VII

LES ÉPAVES

L'aurore, en sortant, belle et radieuse, son globe d'or des ondes de l'Atlantique, illumina sur l'île de Sable un spectacle plus désolant encore que celui dont le crépuscule avait, la veille, vu et éclairé toutes les péripéties et l'horrible dénoûment.

L'air était frais et parfumé de pénétrantes exhalaisons. Au-dessus des terres et des eaux pas le moindre nuage follet, pas la plus légère brume. Le ciel bleu comme l'iris, diaphane comme un miroir, s'arc-boutait, dôme incommensurable sur la mer, dont la transparente limpidité réfléchissait sa splendeur et son éclat. Les arbustes, froissés par la tempête précédente, se redressaient aux premiers baisers du soleil; leurs feuilles humides de rosée scintillaient comme des émeraudes; et quelques petits oiseaux cachés dans les broussailles saluaient mélodieusement de leurs gazouillis la promesse d'un beau jour. Quelle différence entre le lever de ce jour et le coucher de celui auquel il succédait! Hier soir, les éléments faisaient rage contre eux-mêmes, comme s'ils eussent voulu se replonger dans un chaos informe; ce matin, ils se sourient de leur sourire harmonieux, rivalisent d'attraits, de coquetteries, se pressent amoureusement dans les bras les uns des autres, comme de jeunes mariés qui s'éveillent, pour la première fois, dans la couche nuptiale.

Mais il reste de leur colère passée des traces sinistres pour l'humanité—traces d'autant plus lugubres que le temps est plus beau, que la nature s'est parée de ses plus gais atours; car beauté et gaieté endolorissent davantage le coeur de l'homme quand le chagrin y a distillé quelques gouttes de son poison.

Considérez la plage de l'île de Sable près du camp des déportés! Les tentes sont abattues ou dispersées; une montagne de gravier s'élève là où se creusait une ravine: Une ravine laboure profondément l'endroit qu'exhaussait une montagne; le sol est sillonné de cicatrices béantes; des arbres tordus, fendus, comme par la foudre, découronnés ou déracinés, montrent partout leurs plaies.

Mais un tableau bien autrement affreux, bien autrement éloquent, rappelle sur la grève l'orage du dimanche.
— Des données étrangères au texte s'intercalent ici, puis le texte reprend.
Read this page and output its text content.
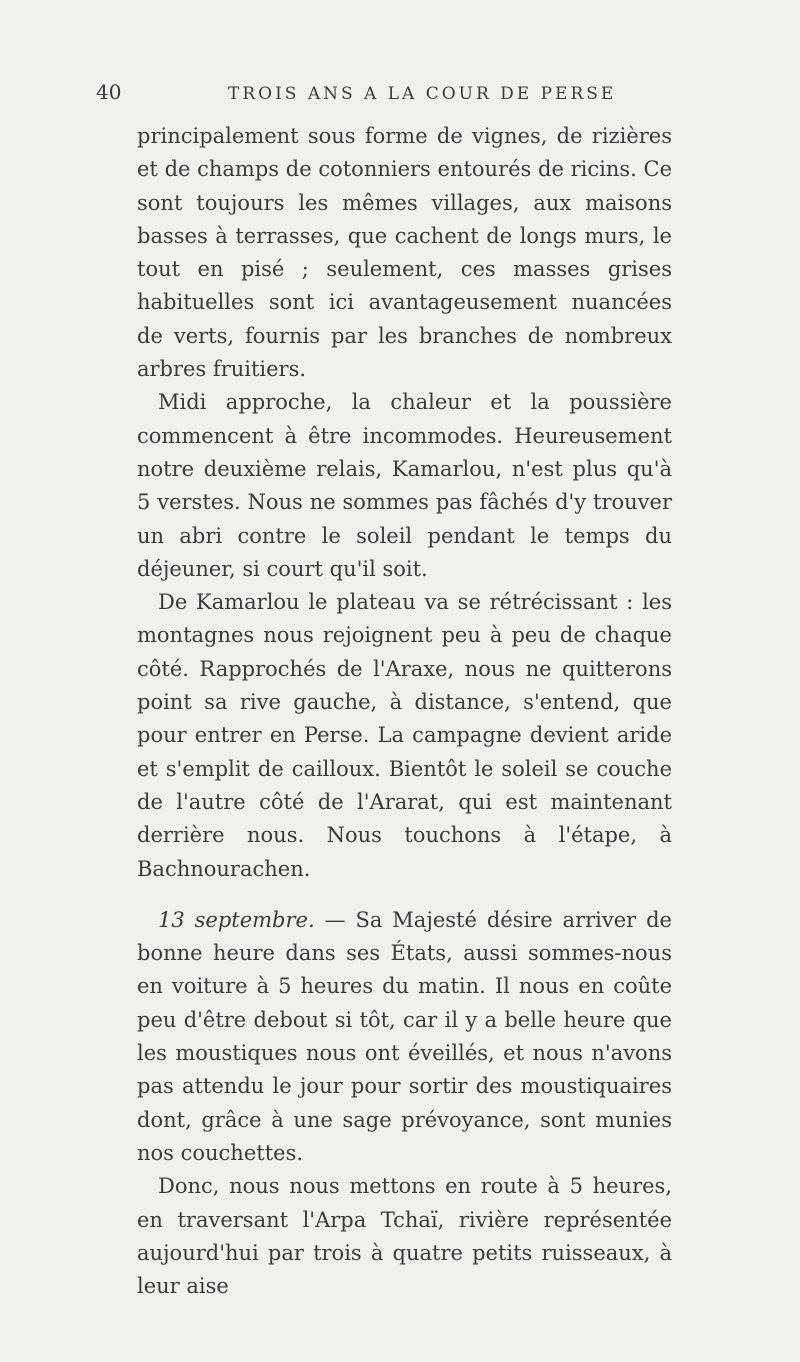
40	TROIS ANS A LA COUR DE PERSE

principalement sous forme de vignes, de rizières et de champs de cotonniers entourés de ricins. Ce sont toujours les mêmes villages, aux maisons basses à terrasses, que cachent de longs murs, le tout en pisé ; seulement, ces masses grises habituelles sont ici avantageusement nuancées de verts, fournis par les branches de nombreux arbres fruitiers.

Midi approche, la chaleur et la poussière commencent à être incommodes. Heureusement notre deuxième relais, Kamarlou, n'est plus qu'à 5 verstes. Nous ne sommes pas fâchés d'y trouver un abri contre le soleil pendant le temps du déjeuner, si court qu'il soit.

De Kamarlou le plateau va se rétrécissant : les montagnes nous rejoignent peu à peu de chaque côté. Rapprochés de l'Araxe, nous ne quitterons point sa rive gauche, à distance, s'entend, que pour entrer en Perse. La campagne devient aride et s'emplit de cailloux. Bientôt le soleil se couche de l'autre côté de l'Ararat, qui est maintenant derrière nous. Nous touchons à l'étape, à Bachnourachen.

13 septembre. — Sa Majesté désire arriver de bonne heure dans ses États, aussi sommes-nous en voiture à 5 heures du matin. Il nous en coûte peu d'être debout si tôt, car il y a belle heure que les moustiques nous ont éveillés, et nous n'avons pas attendu le jour pour sortir des moustiquaires dont, grâce à une sage prévoyance, sont munies nos couchettes.

Donc, nous nous mettons en route à 5 heures, en traversant l'Arpa Tchaï, rivière représentée aujourd'hui par trois à quatre petits ruisseaux, à leur aise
Ce sont, au milieu d'innombrables débris d'un navire, des monceaux de cadavres humains. Tous, sauf quelques rares exceptions, portent le même uniforme que les routiers qui sont dans l'île, et la plupart sont cruellement mutilés. A l'un, il semblerait qu'on eût fait subir la peine de la décollation; à l'autre, qu'on lui eût coupé les membres; à un troisième, qu'on lui eût lacéré le corps avec des cailloux pointus; à tous, qu'on les eût défigurés à plaisir.

Ils s'étalent pêle-mêle, parmi les caisses, les barriques, les madriers, les fragments de vergues ou d'espars; et, à mesure que la mer se retire, elle laisse sur les galets de nouvelles victimes de son courroux. Ces cadavres, ces caisses, ces barriques, est-il besoin de le dire, viennent de l'Érable dont on distingue parfaitement la coque, échouée entre des rochers à cent brasses du littoral environ. C'est tout ce qui reste du pauvre navire, naguère si fringant sous sa svelte mâture. Nul être vivant n'a échappé à la catastrophe qui l'engloutit, nul ne pourra raconter le drame qui précéda et prépara sans doute ses derniers moments; car inutilement les compagnons de Jean de Ganay ont passé la nuit sur pied, allumé des feux le long de la côte pour secourir et guider les naufragés, la violence du flux et du reflux s'est opposée à tout sauvetage. Puis, quand, vers une heure du matin, l'Océan a, de lassitude, endormi ses fureurs, quand sa surface a nivelé ses houleuses inégalités, vomies par la marée, les épaves, hommes et choses, de l'Érable, ont été traînées jusqu'au rivage de l'île de Sable.

Infortunés! mourir si loin de leur pays, à la fleur de l'âge! et de quelle mort!